Victoria psychologist Eric Ochs, who works in private practice and with the Island Health anxiety clinic, said OCD is a recognized and diagnosable mental illness.

It is characterized by excessive, unfounded anxieties over things such as disease, a fire at home, and ritualistic, compulsive behaviour, such as endless hand-washing or, like Gee, checking the stove again and again.

Ochs said estimates of the number of people with OCD vary. At the low end, health-care professionals say between one and two per cent of the population are living with diagnosable OCD.

However, some mental-health specialists say the condition is best considered as a spectrum. Included are other aberrant behaviours such as compulsive hoarding, in which a person may fill an entire apartment with junk they collect and can’t bear to discard.

When OCD is considered as a spectrum of disorders, estimates rise to between five and six per cent of the population, Ochs said.

But for the one to two per cent of the population with diagnosable OCD, the effects are devastating. People with OCD endure anxieties that make it impossible to leave their homes or interact with others.

“It can be as bad as any mental illness can get,” Ochs said. “It vies with schizophrenia and other serious and persistent mental-health diagnoses for the impact it can have on people’s lives.”

Typically, the anxieties and the compulsive behaviour become a serious issue for young adults. This is the time it is often first diagnosed. Afterward, the cost to careers, productivity, families and society at large become enormous.

“Put it this way: You cannot afford not to treat this,” Ochs said. “It costs too much to just leave it.”

He said medication has shown to be effective. Also productive is counselling in cognitive behaviour therapy, in which a patient is helped to recognize dysfunctional thinking and change behaviours accordingly. Another approach is exposure and response prevention, in which a patient learns to confront an anxiety and discontinue the patterned responses.

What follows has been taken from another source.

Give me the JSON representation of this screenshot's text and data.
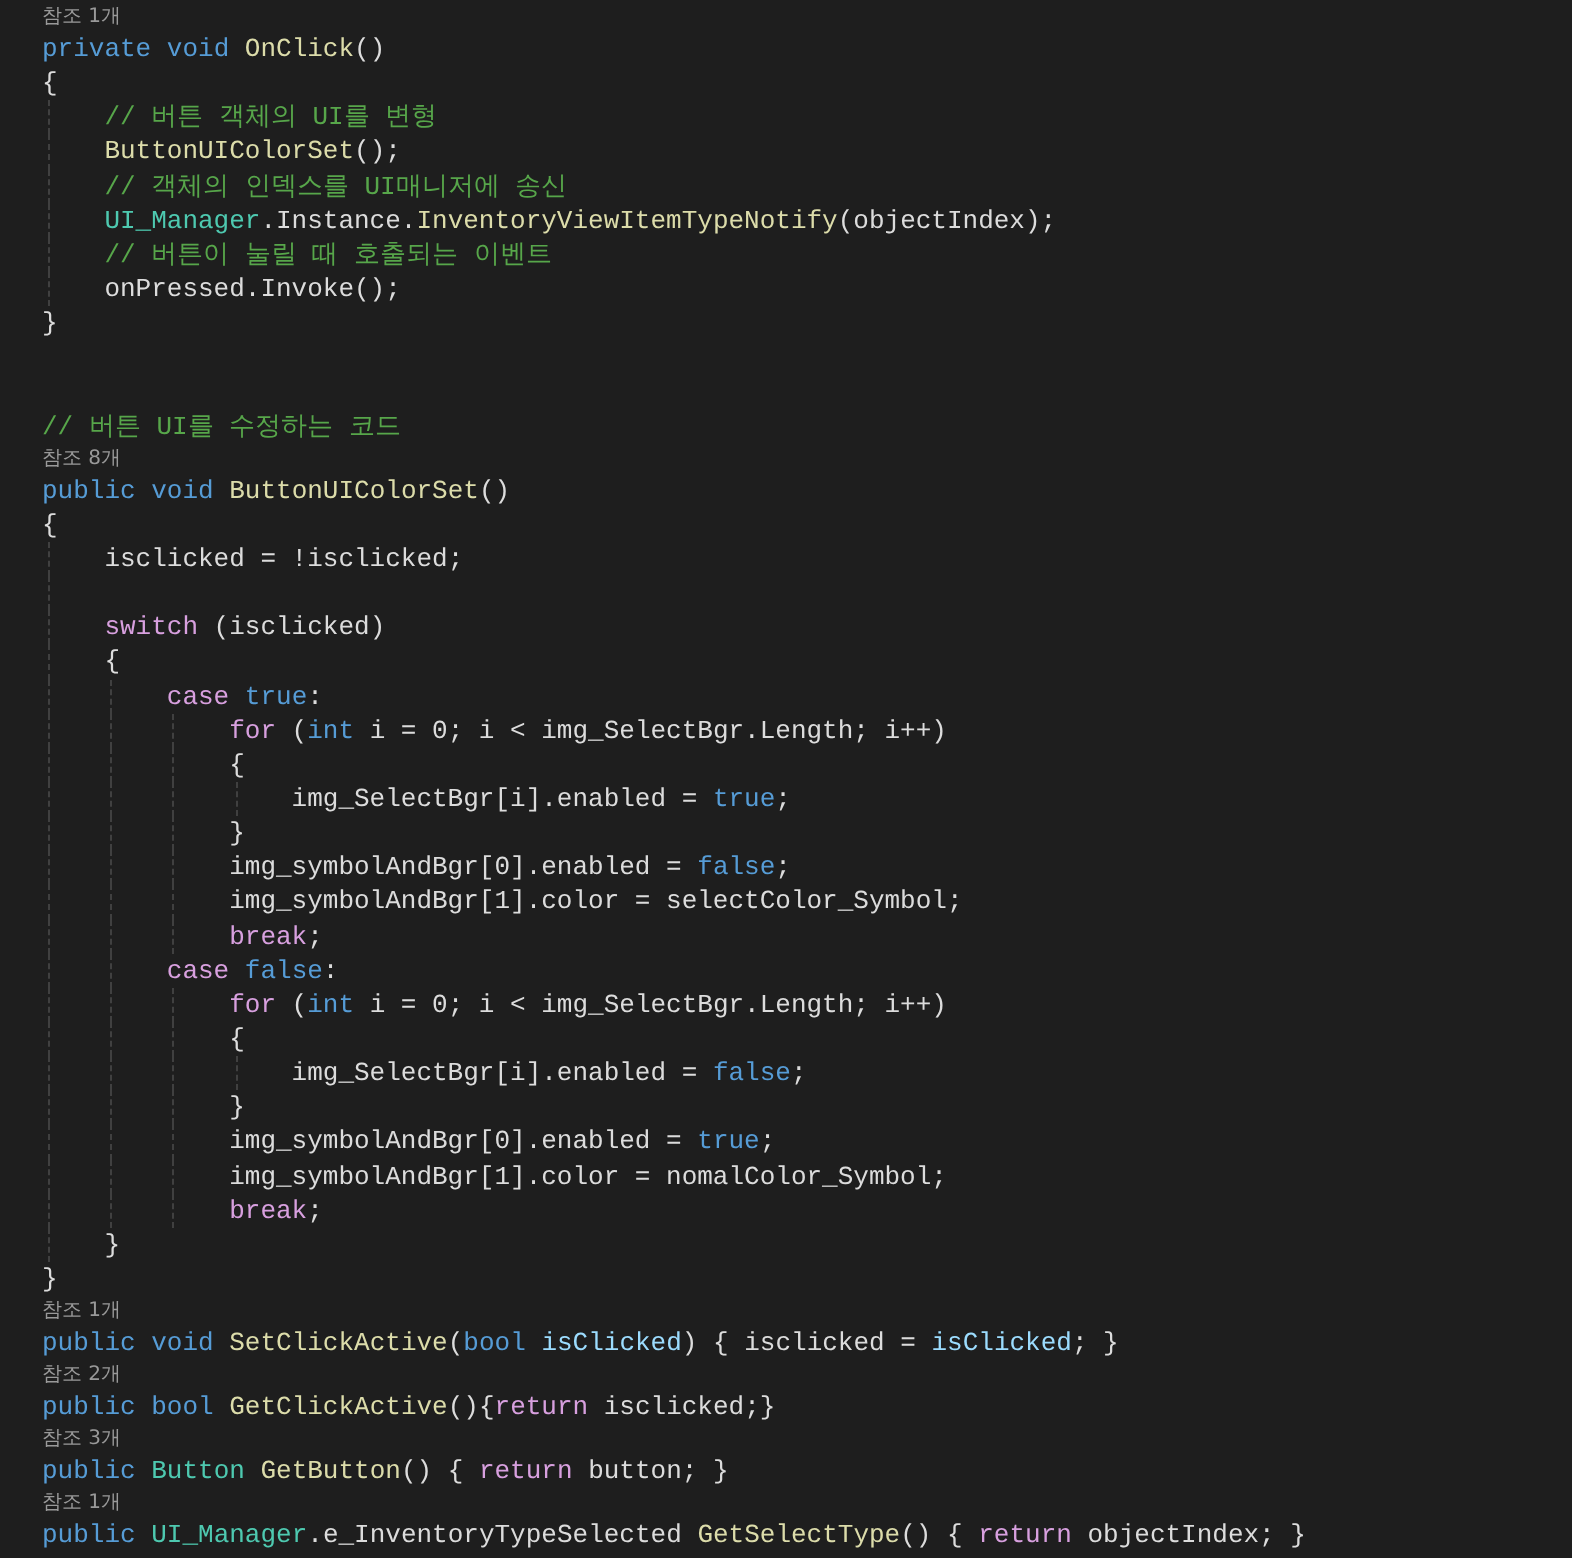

Ochs said counselling can be delivered in a group setting, to make it more cost-effective. And studies have shown effects can be as good as one-on-one sessions.

He also said a combination of approaches can be used in the treatment.

“It gets complicated because everybody is different. Everybody has a different capacity to tolerate distress,” Ochs said.

“People have different supportive, or not-so-supportive thinking processes, habits of thought that might make it harder or easier to handle.

“Even the family context can be helpful, or not. Will other people in a patient’s life help them make arrangements around the disorder, or will they even acknowledge it?”

Finally, Ochs said he is uncomfortable when people joke about it, saying they or someone else is “a little compulsive” or “so OCD.”

“I can understand why some people might say that; after all, we all have some obsessive, even compulsive tendencies,” he said. “It’s part and parcel of the human condition.

“On the other hand, for a person who has the diagnosis of OCD, it can sound like it’s being trivialized,” he said.

“The truth is, OCD is not something to be laughed at. You wouldn’t wish this on your worst enemy.”